Dunya and another of the chambermaids, llona, appeared, and the three of us
managed to get Arkady to bed. That night his fever rose and the delirium worsened
so that it was all Dunya and I could do to keep him from throwing himself from
the bed. He shouted horrible, frightening things about bones and skulls and
Mister Jeffries and Stefan, his brother, who had died in childhood - and wolves.

At the worst point that first night, he jerked bolt upright in the bed and
stared at me with eyes so wide the irises were edged all round with white, and
panting, exclaimed: “My God! I wrote the letter that brought him here! Father
and I both - !” And he let out an anguished howl that could be heard all through
the house.

I thought that night that he would die. But through the goodness of God, he
lived, and by the next day he was a little better, though still lapsing into
occasional mild delirium. Dunya insisted we take turns watching, though she
let me sleep through most of my shift. The sweet girl is concerned about me.
I feel dreadfully tired all the time, and the child drops lower each day.

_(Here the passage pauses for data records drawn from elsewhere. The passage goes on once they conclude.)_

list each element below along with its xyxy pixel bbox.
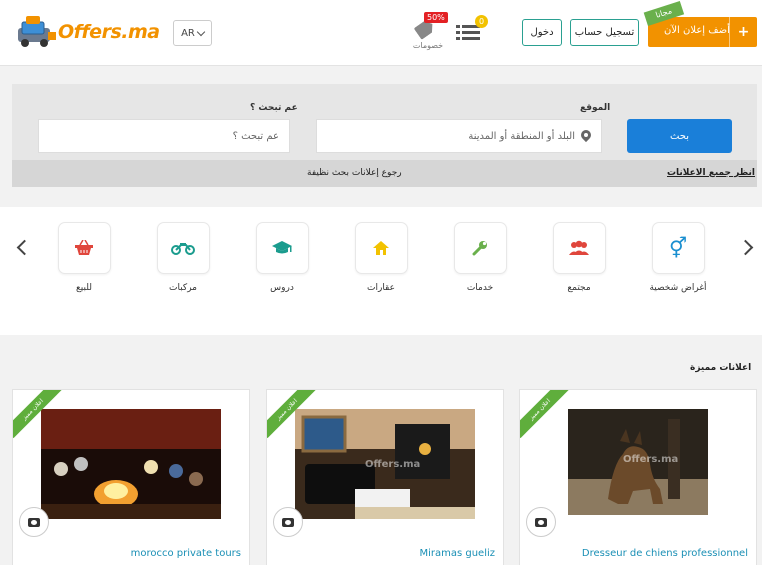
graduation-cap-icon	[255, 222, 309, 274]
logo-delivery-icon	[14, 14, 58, 50]
categories-carousel: ⚥ أغراض شخصية مجتمع خدمات عقارات دروس مر…	[0, 207, 762, 335]
ads-list-link[interactable]: 0	[456, 15, 488, 44]
featured-card[interactable]: Offers.ma اعلان مميز Dresseur de chiens …	[519, 389, 757, 565]
location-placeholder: البلد أو المنطقة أو المدينة	[468, 130, 575, 142]
plus-icon: +	[729, 17, 757, 47]
ad-title[interactable]: Miramas gueliz	[419, 548, 495, 559]
photo-watermark: Offers.ma	[365, 459, 421, 470]
view-all-ads-link[interactable]: انظر جميع الاعلانات	[667, 168, 755, 178]
people-icon	[552, 222, 606, 274]
featured-heading: اعلانات مميزة	[690, 363, 752, 373]
motorcycle-icon	[156, 222, 210, 274]
category-real-estate[interactable]: عقارات	[341, 222, 421, 293]
promo-label: خصومات	[412, 41, 444, 50]
category-services[interactable]: خدمات	[440, 222, 520, 293]
location-input[interactable]: البلد أو المنطقة أو المدينة	[316, 119, 602, 153]
category-personal-items[interactable]: ⚥ أغراض شخصية	[638, 222, 718, 293]
camera-icon[interactable]	[19, 507, 49, 537]
chevron-left-icon[interactable]	[16, 239, 33, 256]
featured-ads-section: اعلانات مميزة Offers.ma اعلان مميز Dress…	[0, 336, 762, 565]
chevron-down-icon	[196, 27, 206, 36]
camera-icon[interactable]	[526, 507, 556, 537]
list-count-badge: 0	[475, 15, 488, 28]
login-button[interactable]: دخول	[522, 19, 562, 46]
chevron-right-icon[interactable]	[737, 239, 754, 256]
category-label: دروس	[270, 283, 294, 293]
ad-photo-dog: Offers.ma	[568, 409, 748, 519]
post-ad-button[interactable]: أضف إعلان الآن +	[648, 17, 757, 47]
location-label: الموقع	[580, 103, 611, 113]
featured-card[interactable]: Offers.ma اعلان مميز Miramas gueliz	[266, 389, 504, 565]
post-ad-label: أضف إعلان الآن	[664, 25, 730, 36]
list-bullet	[456, 37, 460, 40]
gender-icon: ⚥	[651, 222, 705, 274]
map-pin-icon	[581, 130, 591, 143]
featured-card[interactable]: اعلان مميز morocco private tours	[12, 389, 250, 565]
category-label: أغراض شخصية	[649, 283, 707, 293]
query-placeholder: عم تبحث ؟	[232, 130, 279, 142]
category-label: خدمات	[466, 283, 494, 293]
search-button[interactable]: بحث	[627, 119, 732, 153]
site-logo[interactable]: Offers.ma	[14, 14, 160, 50]
list-line	[462, 31, 480, 34]
ad-title[interactable]: Dresseur de chiens professionnel	[582, 548, 748, 559]
logo-text: Offers.ma	[58, 21, 160, 43]
category-vehicles[interactable]: مركبات	[143, 222, 223, 293]
basket-icon	[57, 222, 111, 274]
list-line	[462, 37, 480, 40]
site-header: Offers.ma AR 50% خصومات 0 دخول تسجيل حسا…	[0, 0, 762, 66]
featured-ribbon: اعلان مميز	[520, 390, 569, 439]
wrench-icon	[453, 222, 507, 274]
language-label: AR	[181, 27, 195, 39]
house-icon	[354, 222, 408, 274]
ad-photo-apartment: Offers.ma	[295, 409, 475, 519]
search-links-bar: انظر جميع الاعلانات رجوع إعلانات بحث نظي…	[12, 160, 757, 187]
promo-badge: 50%	[424, 12, 448, 23]
category-label: للبيع	[76, 283, 92, 293]
reset-search-link[interactable]: رجوع إعلانات بحث نظيفة	[307, 168, 402, 178]
register-button[interactable]: تسجيل حساب	[570, 19, 639, 46]
query-input[interactable]: عم تبحث ؟	[38, 119, 290, 153]
category-label: مجتمع	[567, 283, 591, 293]
category-label: عقارات	[367, 283, 395, 293]
camera-icon[interactable]	[273, 507, 303, 537]
category-community[interactable]: مجتمع	[539, 222, 619, 293]
ad-photo-desert-camp	[41, 409, 221, 519]
list-bullet	[456, 31, 460, 34]
category-lessons[interactable]: دروس	[242, 222, 322, 293]
query-label: عم تبحث ؟	[250, 103, 298, 113]
language-selector[interactable]: AR	[173, 20, 212, 46]
category-for-sale[interactable]: للبيع	[44, 222, 124, 293]
promotions-link[interactable]: 50% خصومات	[408, 12, 448, 52]
list-bullet	[456, 25, 460, 28]
photo-watermark: Offers.ma	[623, 454, 679, 465]
category-label: مركبات	[168, 283, 197, 293]
search-panel: الموقع عم تبحث ؟ عم تبحث ؟ البلد أو المن…	[12, 84, 757, 187]
ad-title[interactable]: morocco private tours	[131, 548, 241, 559]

Today Arkady is better. The fever has broken, and his eyes are the clear, gentle
ones I have always known.

Zsuzsanna has improved much, too. She was able to walk to the sitting room
today, but we were reluctant to break the news of Arkady's illness, so the servants
and I have entered into a conspiracy of silence. She is sweet as ever, but distantly
dreamy, and at times I detect smug condescension in her smile. I cannot help
thinking her recovery is more Dunya's doing than the doctor’s, and so we faithfully
garland the window with pungent wreaths each night, then closet them away in
the daytime.

But something heartbreaking happened this noon, and I do not think we will
be able to hide this truth from Zsuzsanna very long. The day was temperate and
sunny, and while Arkady was peacefully napping, I went out into the little landscaped
garden by the east wing, which captures the morning sunlight. I was sitting
on the cast-iron loveseat there with my eyes closed, dozing in the delicious
warmth of the sun when I heard footsteps nearby. I glanced up to see the gardener,
Ion, carrying big brown Brutus like a pup in his arms. I smiled at first at
the tender sight - until the poor dog's head lolled back with lifeless abandon,
and I saw the blood on his throat and flank where he had been cruelly mauled.

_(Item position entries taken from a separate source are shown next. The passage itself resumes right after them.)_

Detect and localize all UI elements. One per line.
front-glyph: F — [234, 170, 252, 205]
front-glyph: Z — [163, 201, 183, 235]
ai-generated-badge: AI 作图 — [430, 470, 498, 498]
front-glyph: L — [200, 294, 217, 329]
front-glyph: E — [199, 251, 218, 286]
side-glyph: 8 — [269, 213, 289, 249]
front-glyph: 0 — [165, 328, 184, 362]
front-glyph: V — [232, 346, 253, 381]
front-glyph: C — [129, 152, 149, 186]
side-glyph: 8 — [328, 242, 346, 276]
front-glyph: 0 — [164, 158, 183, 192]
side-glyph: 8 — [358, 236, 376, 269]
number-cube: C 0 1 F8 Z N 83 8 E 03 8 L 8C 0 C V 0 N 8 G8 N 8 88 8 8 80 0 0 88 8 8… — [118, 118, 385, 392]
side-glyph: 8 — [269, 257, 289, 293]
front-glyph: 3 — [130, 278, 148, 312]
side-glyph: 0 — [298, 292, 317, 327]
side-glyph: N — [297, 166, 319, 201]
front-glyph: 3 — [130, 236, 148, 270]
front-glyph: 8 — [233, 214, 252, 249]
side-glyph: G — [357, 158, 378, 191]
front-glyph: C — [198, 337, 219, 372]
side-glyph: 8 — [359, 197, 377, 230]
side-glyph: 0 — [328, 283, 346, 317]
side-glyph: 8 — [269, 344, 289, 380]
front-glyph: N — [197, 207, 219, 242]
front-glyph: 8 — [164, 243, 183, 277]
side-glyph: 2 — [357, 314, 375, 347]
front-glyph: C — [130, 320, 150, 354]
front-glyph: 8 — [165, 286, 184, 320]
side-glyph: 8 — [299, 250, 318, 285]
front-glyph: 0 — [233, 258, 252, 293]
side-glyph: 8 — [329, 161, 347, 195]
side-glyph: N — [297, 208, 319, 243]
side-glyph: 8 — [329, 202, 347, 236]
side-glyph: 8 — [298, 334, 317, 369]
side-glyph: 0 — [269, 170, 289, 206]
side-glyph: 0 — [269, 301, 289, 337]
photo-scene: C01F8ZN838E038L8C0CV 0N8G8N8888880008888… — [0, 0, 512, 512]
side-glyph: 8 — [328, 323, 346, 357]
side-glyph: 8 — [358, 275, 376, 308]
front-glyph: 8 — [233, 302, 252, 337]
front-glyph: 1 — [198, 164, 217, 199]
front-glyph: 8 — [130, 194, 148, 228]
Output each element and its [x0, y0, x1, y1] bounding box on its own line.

I burst immediately into sobs, and cried out, “What happened?”

Ion stopped, gazed sadly down at the animal in his arms, and shook his head;
whether to indicate regret at the sweet animal's passing or his own ignorance
of German, I do not know.

Weeping, I pointed to myself, and said, “I will tell Zsuzsanna.” And I lifted
my finger to my lips in a signal for silence, hoping that he would understand
not to speak of it to her or anyone else until I had done so.

He looked back up at me and nodded, seeming to understand, then slowly trudged
onward, apparently intending to lay the animal to rest.

I hope he buried him somewhere near a garden or trees, where there is plenty
of sunlight and growing things and small animals to chase.